Wrongly Convicted Philly Man Leaves Prison After 25 Years
For the first time in almost 25 years, Anthony Wright walked free yesterday.
Wright, 44, was charged with the 1991 rape and murder of his then-neighbor, 77-year-old Louise Talley. After nine days of testimony and about an hour and a half of deliberation, a jury acquitted Wright during his retrial yesterday, the Inquirer reports. Wright was serving a life prison term without parole.
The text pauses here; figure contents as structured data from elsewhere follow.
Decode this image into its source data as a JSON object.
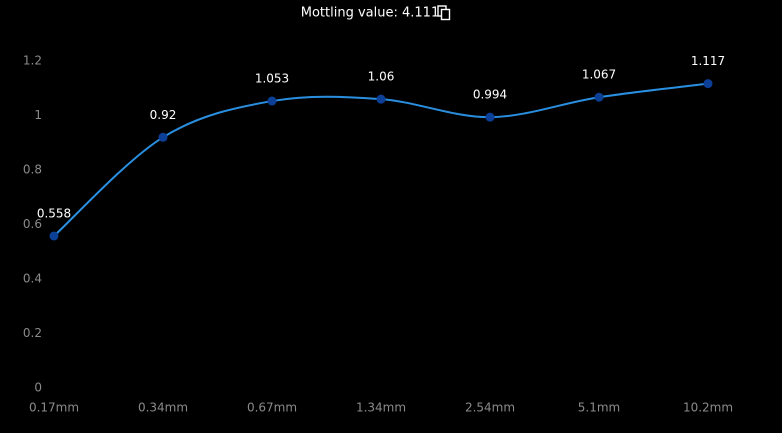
{
  "chart_data": {
    "type": "line",
    "title": "Mottling value: 4.111",
    "categories": [
      "0.17mm",
      "0.34mm",
      "0.67mm",
      "1.34mm",
      "2.54mm",
      "5.1mm",
      "10.2mm"
    ],
    "series": [
      {
        "color": "#2a8fe0",
        "marker_color": "#0c3f96",
        "values": [
          0.558,
          0.92,
          1.053,
          1.06,
          0.994,
          1.067,
          1.117
        ]
      }
    ],
    "ylim": [
      0,
      1.2
    ],
    "yticks": [
      0,
      0.2,
      0.4,
      0.6,
      0.8,
      1,
      1.2
    ],
    "grid": false,
    "smooth": true
  }
}
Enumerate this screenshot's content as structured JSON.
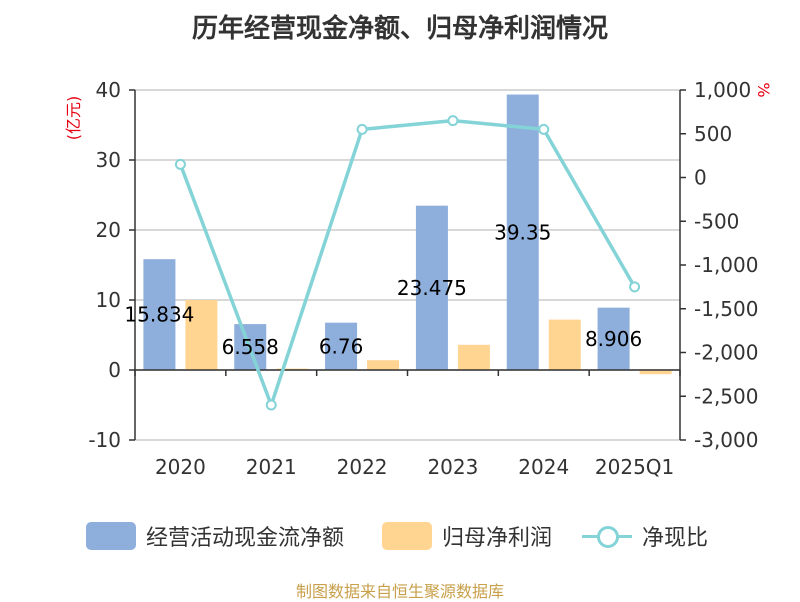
{
  "title": "历年经营现金净额、归母净利润情况",
  "unit_left": "(亿元)",
  "unit_right": "%",
  "source": "制图数据来自恒生聚源数据库",
  "colors": {
    "operating_cash": "#8eaedc",
    "net_profit": "#ffd591",
    "ratio": "#83d3d7",
    "axis": "#333333",
    "grid": "#cccccc",
    "unit": "#e60012",
    "source": "#c8a04b"
  },
  "legend": [
    {
      "label": "经营活动现金流净额",
      "kind": "bar",
      "color_key": "operating_cash"
    },
    {
      "label": "归母净利润",
      "kind": "bar",
      "color_key": "net_profit"
    },
    {
      "label": "净现比",
      "kind": "line",
      "color_key": "ratio"
    }
  ],
  "chart_data": {
    "type": "bar",
    "title": "历年经营现金净额、归母净利润情况",
    "categories": [
      "2020",
      "2021",
      "2022",
      "2023",
      "2024",
      "2025Q1"
    ],
    "y_left": {
      "label": "(亿元)",
      "ylim": [
        -10,
        40
      ],
      "ticks": [
        -10,
        0,
        10,
        20,
        30,
        40
      ],
      "tick_labels": [
        "-10",
        "0",
        "10",
        "20",
        "30",
        "40"
      ]
    },
    "y_right": {
      "label": "%",
      "ylim": [
        -3000,
        1000
      ],
      "ticks": [
        1000,
        500,
        0,
        -500,
        -1000,
        -1500,
        -2000,
        -2500,
        -3000
      ],
      "tick_labels": [
        "1,000",
        "500",
        "0",
        "-500",
        "-1,000",
        "-1,500",
        "-2,000",
        "-2,500",
        "-3,000"
      ]
    },
    "grid": true,
    "legend_position": "bottom",
    "series": [
      {
        "name": "经营活动现金流净额",
        "type": "bar",
        "axis": "left",
        "values": [
          15.834,
          6.558,
          6.76,
          23.475,
          39.35,
          8.906
        ],
        "labels": [
          "15.834",
          "6.558",
          "6.76",
          "23.475",
          "39.35",
          "8.906"
        ]
      },
      {
        "name": "归母净利润",
        "type": "bar",
        "axis": "left",
        "values": [
          10.0,
          0.2,
          1.4,
          3.6,
          7.2,
          -0.6
        ]
      },
      {
        "name": "净现比",
        "type": "line",
        "axis": "right",
        "values": [
          150,
          -2600,
          550,
          650,
          550,
          -1250
        ]
      }
    ]
  }
}
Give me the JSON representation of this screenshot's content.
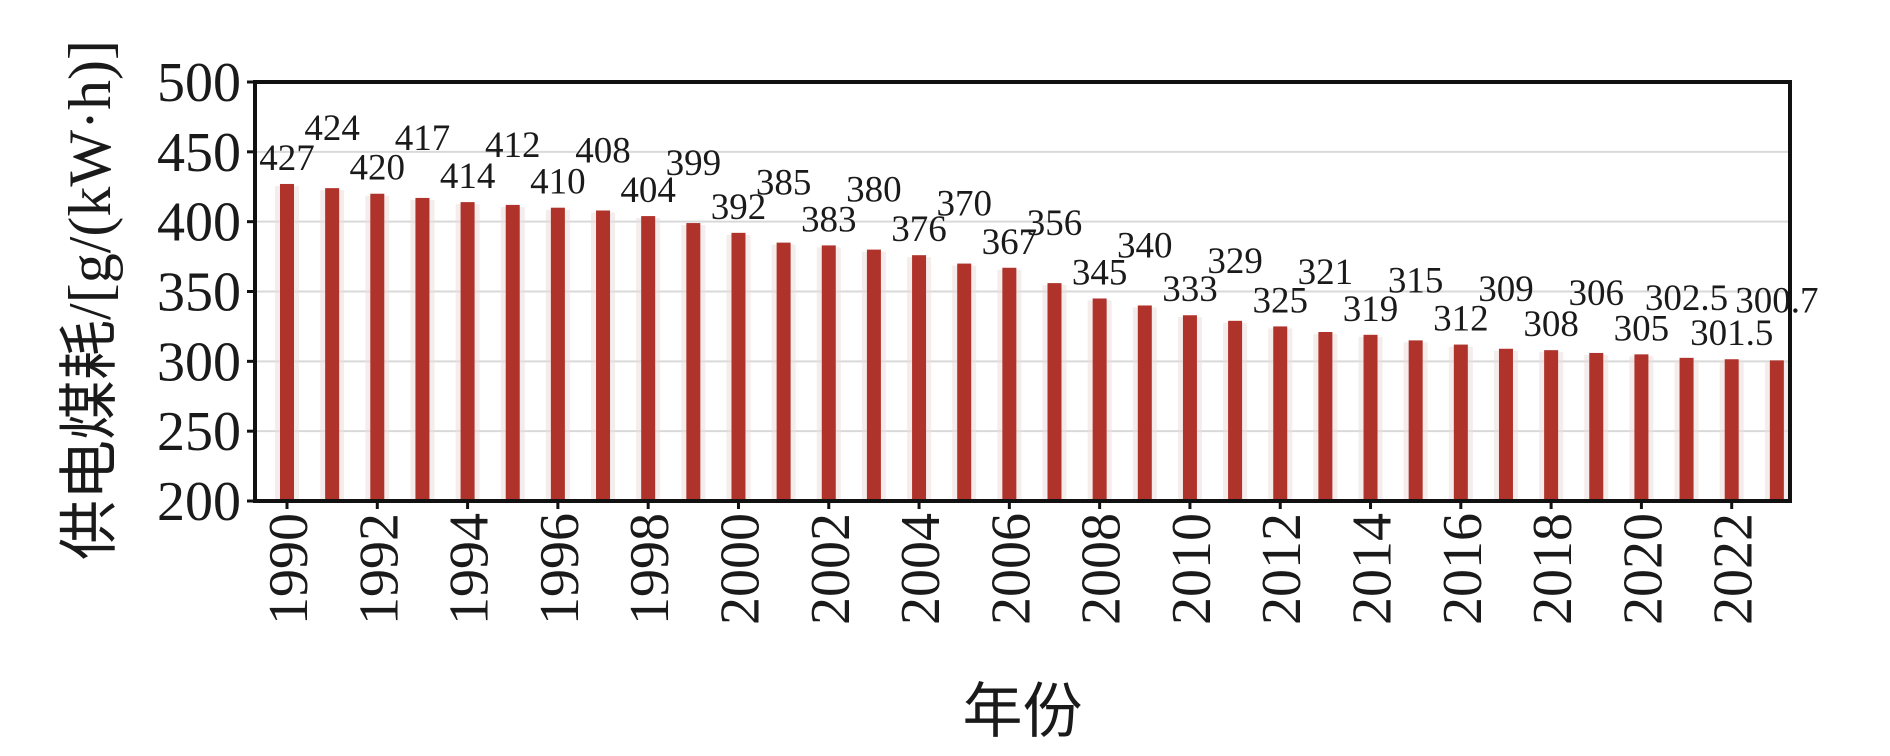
{
  "chart_data": {
    "type": "bar",
    "ylabel": "供电煤耗/[g/(kW·h)]",
    "xlabel": "年份",
    "ylim": [
      200,
      500
    ],
    "yticks": [
      200,
      250,
      300,
      350,
      400,
      450,
      500
    ],
    "grid": "horizontal",
    "colors": {
      "bar": "#b0332b",
      "frame": "#111111",
      "grid": "#d9d9d9"
    },
    "categories": [
      "1990",
      "1991",
      "1992",
      "1993",
      "1994",
      "1995",
      "1996",
      "1997",
      "1998",
      "1999",
      "2000",
      "2001",
      "2002",
      "2003",
      "2004",
      "2005",
      "2006",
      "2007",
      "2008",
      "2009",
      "2010",
      "2011",
      "2012",
      "2013",
      "2014",
      "2015",
      "2016",
      "2017",
      "2018",
      "2019",
      "2020",
      "2021",
      "2022",
      "2023"
    ],
    "tick_categories": [
      "1990",
      "1992",
      "1994",
      "1996",
      "1998",
      "2000",
      "2002",
      "2004",
      "2006",
      "2008",
      "2010",
      "2012",
      "2014",
      "2016",
      "2018",
      "2020",
      "2022"
    ],
    "values": [
      427,
      424,
      420,
      417,
      414,
      412,
      410,
      408,
      404,
      399,
      392,
      385,
      383,
      380,
      376,
      370,
      367,
      356,
      345,
      340,
      333,
      329,
      325,
      321,
      319,
      315,
      312,
      309,
      308,
      306,
      305,
      302.5,
      301.5,
      300.7
    ],
    "value_labels": [
      "427",
      "424",
      "420",
      "417",
      "414",
      "412",
      "410",
      "408",
      "404",
      "399",
      "392",
      "385",
      "383",
      "380",
      "376",
      "370",
      "367",
      "356",
      "345",
      "340",
      "333",
      "329",
      "325",
      "321",
      "319",
      "315",
      "312",
      "309",
      "308",
      "306",
      "305",
      "302.5",
      "301.5",
      "300.7"
    ]
  }
}
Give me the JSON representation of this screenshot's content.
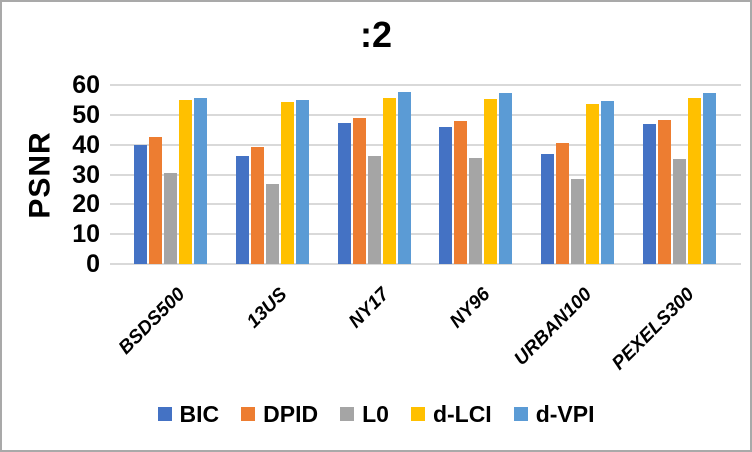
{
  "chart_data": {
    "type": "bar",
    "title": ":2",
    "ylabel": "PSNR",
    "xlabel": "",
    "ylim": [
      0,
      60
    ],
    "yticks": [
      0,
      10,
      20,
      30,
      40,
      50,
      60
    ],
    "grid": true,
    "legend_position": "bottom",
    "categories": [
      "BSDS500",
      "13US",
      "NY17",
      "NY96",
      "URBAN100",
      "PEXELS300"
    ],
    "series": [
      {
        "name": "BIC",
        "color": "#4472C4",
        "values": [
          40.0,
          36.1,
          47.4,
          45.9,
          36.9,
          46.8
        ]
      },
      {
        "name": "DPID",
        "color": "#ED7D31",
        "values": [
          42.7,
          39.3,
          49.0,
          48.0,
          40.4,
          48.2
        ]
      },
      {
        "name": "L0",
        "color": "#A5A5A5",
        "values": [
          30.5,
          26.9,
          36.2,
          35.5,
          28.4,
          35.2
        ]
      },
      {
        "name": "d-LCI",
        "color": "#FFC000",
        "values": [
          54.9,
          54.2,
          55.5,
          55.2,
          53.6,
          55.6
        ]
      },
      {
        "name": "d-VPI",
        "color": "#5B9BD5",
        "values": [
          55.8,
          54.9,
          57.5,
          57.2,
          54.6,
          57.4
        ]
      }
    ],
    "gridline_color": "#D9D9D9",
    "text_color": "#000000"
  }
}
Wright’s first stop was Nomad Pizza, according to the newspaper, where he joined friends, relatives and his lawyers from the Innocence Project, a non-profit legal organization that aims to exonerate the wrongly convicted and expose flaws in the criminal justice system.
— Innocence Project (@innocence) August 23, 2016
After the non-profit picked up Wright’ case, DNA evidence emerged that linked another man to the crime. Despite the new evidence and Wright’s vacated conviction, the Philadelphia District Attorney’s office decided to retry him in 2014. Lawyers from the Innocence Project criticized the decision to do so.
“We are extremely relieved that this very long nightmare is finally over for Mr. Wright and his family,” Innocence Project co-director Peter Neufeld said in a statement. “DNA testing proved not only that Mr. Wright is absolutely innocent but also that law enforcement fabricated evidence against him. But it’s outrageous that he has been forced to endure a retrial to gain his freedom after DNA testing already proved his innocence.”
The District Attorney’s Office commented on the retrial yesterday.
“The District Attorney’s Office stands by its decision to retry Anthony Wright, based on the totality of the evidence,” D.A. spokesman Cameron Kline said in a statement, according to the Inquirer. “The verdict only shows that the jury did not find that his guilt was proven beyond a reasonable doubt.”
An emotional Wright talked little of the case while at Nomad Pizza in Queen Village yesterday, focusing instead on loved ones who had aged during his sentence, the Inquirer reports.